На эту руку положил свою Дымба, сжал слегка.
—◦Вы тогда сели, а кабину не открываете. Стоит машина как мертвая. Подумали, ранен. Бросились, на крыло лезем, фонарь рванули. А вы сидите — вроде живой. И крови нет. Вдруг как ругнетесь! И наружу. Пошли на доклад. Никому ни слова. Одно слышим: «Дураки! Дураки!»

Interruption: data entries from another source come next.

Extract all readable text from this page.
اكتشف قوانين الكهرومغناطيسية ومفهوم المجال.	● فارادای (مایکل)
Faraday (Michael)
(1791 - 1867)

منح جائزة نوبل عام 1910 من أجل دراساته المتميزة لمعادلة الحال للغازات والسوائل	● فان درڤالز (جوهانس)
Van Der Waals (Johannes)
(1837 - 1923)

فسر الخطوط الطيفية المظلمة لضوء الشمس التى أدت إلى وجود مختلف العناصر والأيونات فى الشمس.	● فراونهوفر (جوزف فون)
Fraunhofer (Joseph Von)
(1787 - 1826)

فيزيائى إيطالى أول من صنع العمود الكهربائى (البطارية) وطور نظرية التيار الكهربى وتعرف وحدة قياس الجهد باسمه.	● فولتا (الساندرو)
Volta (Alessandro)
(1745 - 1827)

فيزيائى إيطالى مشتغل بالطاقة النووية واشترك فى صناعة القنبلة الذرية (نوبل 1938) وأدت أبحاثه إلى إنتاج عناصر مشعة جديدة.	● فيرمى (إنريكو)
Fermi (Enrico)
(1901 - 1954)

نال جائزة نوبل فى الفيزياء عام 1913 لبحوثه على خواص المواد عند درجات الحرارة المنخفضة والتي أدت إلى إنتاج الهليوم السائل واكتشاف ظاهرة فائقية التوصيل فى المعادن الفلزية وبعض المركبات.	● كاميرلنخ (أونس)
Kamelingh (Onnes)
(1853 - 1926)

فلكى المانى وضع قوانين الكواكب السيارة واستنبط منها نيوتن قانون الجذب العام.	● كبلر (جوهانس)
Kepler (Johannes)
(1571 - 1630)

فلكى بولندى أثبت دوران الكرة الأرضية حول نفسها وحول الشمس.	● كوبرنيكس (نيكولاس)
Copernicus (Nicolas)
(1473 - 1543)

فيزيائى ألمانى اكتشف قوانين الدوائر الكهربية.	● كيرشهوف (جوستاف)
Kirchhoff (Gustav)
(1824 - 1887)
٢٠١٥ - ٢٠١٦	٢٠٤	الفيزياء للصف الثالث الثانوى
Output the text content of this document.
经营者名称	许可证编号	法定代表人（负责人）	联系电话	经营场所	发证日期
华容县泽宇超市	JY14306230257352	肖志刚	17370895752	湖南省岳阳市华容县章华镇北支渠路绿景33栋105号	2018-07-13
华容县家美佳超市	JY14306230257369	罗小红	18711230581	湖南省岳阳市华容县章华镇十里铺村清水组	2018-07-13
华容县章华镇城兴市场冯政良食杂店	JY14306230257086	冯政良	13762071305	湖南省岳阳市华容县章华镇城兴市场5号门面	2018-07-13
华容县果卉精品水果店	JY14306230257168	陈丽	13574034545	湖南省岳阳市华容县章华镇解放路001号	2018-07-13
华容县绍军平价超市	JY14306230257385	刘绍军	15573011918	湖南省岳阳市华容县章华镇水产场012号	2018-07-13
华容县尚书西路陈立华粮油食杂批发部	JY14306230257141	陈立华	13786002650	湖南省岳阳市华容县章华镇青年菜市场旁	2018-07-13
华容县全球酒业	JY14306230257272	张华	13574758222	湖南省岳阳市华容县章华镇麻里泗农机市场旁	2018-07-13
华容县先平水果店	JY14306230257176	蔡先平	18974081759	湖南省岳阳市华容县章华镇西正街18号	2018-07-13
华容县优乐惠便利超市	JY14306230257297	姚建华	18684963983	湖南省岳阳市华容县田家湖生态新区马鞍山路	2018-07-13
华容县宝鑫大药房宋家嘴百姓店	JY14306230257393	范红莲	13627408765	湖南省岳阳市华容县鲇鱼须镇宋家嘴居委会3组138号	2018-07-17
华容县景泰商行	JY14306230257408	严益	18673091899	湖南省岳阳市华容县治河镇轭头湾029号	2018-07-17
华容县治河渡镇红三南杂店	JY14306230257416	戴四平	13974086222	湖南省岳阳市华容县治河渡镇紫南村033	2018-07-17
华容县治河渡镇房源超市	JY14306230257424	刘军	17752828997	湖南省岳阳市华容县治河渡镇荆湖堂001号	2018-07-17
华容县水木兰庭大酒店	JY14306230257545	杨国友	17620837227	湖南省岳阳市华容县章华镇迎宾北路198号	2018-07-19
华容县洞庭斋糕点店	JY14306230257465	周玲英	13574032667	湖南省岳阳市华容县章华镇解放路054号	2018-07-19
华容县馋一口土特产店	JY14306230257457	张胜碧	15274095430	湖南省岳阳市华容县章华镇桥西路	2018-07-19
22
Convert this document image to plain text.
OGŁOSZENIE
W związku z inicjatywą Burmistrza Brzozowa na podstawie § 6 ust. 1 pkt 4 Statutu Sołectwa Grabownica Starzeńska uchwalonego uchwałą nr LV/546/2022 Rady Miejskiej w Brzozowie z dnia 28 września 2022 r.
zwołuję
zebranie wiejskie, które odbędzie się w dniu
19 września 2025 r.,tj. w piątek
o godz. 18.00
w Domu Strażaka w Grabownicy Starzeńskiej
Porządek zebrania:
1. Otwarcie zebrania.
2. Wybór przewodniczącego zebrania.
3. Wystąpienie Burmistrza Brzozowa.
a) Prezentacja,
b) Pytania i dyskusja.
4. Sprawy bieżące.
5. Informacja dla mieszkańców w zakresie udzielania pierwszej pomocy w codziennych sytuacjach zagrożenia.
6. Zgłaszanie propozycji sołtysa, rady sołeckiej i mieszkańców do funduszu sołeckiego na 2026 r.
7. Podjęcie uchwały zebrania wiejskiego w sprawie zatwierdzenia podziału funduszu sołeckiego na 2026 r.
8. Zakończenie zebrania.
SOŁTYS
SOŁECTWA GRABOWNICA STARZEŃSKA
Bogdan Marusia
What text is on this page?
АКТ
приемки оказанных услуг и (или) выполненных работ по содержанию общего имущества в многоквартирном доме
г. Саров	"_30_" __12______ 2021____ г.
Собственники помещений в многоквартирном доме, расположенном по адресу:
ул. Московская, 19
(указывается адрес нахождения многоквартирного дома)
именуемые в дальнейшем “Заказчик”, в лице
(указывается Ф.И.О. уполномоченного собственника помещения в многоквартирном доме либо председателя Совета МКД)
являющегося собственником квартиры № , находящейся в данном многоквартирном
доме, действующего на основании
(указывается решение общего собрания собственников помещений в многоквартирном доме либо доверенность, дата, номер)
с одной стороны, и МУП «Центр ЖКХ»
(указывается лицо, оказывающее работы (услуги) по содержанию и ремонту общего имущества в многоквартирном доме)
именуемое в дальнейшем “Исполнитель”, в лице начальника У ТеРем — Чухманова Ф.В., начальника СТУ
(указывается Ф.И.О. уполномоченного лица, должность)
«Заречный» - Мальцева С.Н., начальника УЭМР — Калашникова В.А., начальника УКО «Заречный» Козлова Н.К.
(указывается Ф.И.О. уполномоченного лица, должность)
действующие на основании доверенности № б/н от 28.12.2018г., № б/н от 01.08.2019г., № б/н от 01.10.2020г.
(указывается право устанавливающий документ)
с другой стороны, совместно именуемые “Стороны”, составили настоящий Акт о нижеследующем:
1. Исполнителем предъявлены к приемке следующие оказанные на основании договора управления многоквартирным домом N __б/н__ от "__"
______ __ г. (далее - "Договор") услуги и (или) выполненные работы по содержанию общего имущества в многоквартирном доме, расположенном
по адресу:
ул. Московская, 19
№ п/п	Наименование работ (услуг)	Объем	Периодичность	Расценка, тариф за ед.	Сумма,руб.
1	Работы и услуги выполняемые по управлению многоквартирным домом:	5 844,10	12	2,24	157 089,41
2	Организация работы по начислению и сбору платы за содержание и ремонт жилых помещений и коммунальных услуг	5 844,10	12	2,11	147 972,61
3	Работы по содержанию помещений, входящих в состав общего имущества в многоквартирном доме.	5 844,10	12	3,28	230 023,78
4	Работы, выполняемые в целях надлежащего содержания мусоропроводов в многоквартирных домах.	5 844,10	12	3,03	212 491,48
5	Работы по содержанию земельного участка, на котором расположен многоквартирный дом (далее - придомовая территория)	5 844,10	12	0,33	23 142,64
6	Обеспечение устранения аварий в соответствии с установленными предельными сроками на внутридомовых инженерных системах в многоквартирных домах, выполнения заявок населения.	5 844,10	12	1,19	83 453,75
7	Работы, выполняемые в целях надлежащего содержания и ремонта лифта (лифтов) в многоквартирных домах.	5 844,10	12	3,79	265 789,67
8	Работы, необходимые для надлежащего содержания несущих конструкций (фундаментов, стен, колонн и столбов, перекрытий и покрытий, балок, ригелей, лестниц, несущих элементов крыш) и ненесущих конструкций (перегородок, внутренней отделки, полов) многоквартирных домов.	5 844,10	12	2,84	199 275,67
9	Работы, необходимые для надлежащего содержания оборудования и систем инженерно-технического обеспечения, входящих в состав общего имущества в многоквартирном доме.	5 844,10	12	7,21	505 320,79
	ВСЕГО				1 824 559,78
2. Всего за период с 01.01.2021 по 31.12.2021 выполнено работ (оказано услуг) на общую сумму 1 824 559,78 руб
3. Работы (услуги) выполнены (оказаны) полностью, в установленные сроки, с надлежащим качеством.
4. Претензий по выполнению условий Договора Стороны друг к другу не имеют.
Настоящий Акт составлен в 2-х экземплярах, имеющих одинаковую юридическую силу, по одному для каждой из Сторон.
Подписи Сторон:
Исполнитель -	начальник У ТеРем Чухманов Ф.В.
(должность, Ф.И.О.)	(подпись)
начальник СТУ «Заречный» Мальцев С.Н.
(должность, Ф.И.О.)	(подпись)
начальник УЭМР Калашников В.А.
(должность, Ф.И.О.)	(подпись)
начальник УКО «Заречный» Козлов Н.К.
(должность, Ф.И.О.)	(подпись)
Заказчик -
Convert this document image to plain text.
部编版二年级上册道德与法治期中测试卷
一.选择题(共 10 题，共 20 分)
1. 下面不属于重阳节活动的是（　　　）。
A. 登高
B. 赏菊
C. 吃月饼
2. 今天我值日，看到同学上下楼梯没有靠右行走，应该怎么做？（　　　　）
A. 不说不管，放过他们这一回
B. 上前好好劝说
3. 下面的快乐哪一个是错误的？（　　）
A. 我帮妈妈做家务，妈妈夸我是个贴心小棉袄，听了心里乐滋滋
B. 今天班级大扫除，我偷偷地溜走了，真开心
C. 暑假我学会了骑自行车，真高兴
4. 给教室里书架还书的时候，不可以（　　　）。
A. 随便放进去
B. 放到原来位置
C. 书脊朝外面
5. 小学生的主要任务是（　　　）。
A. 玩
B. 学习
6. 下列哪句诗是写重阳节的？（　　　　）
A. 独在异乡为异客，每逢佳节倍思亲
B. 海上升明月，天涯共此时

Яростно так, будто мы в чем виноваты…
—◦Да меня прервали!◦— резко приподнялся и почти закричал Савский.◦— Сижу, в десятый раз прокручиваю память, складываю умом и не могу доказать себе, что не виноват, ну не за что себя ненавидеть. Как же не виноват — не успел к нему! Как же без ненависти — ничем помочь не смог! Он закрыл меня, пожертвовал! А я ничего не мог сделать! Как же не виноват: зазевался! Так глупо сунулся! Он и рванулся закрыть — не ожидал от меня такого! Я его преданность, дружбу под пули подставил. Еще как виноват!.. Я ведь навсегда и не знаю: что он, как с ним? А может, сел раненый. С памятью случилось что. И жив сейчас. Это бывало так. Может, совсем рядом. А может, в плен попал и в лагере погиб. Где искать?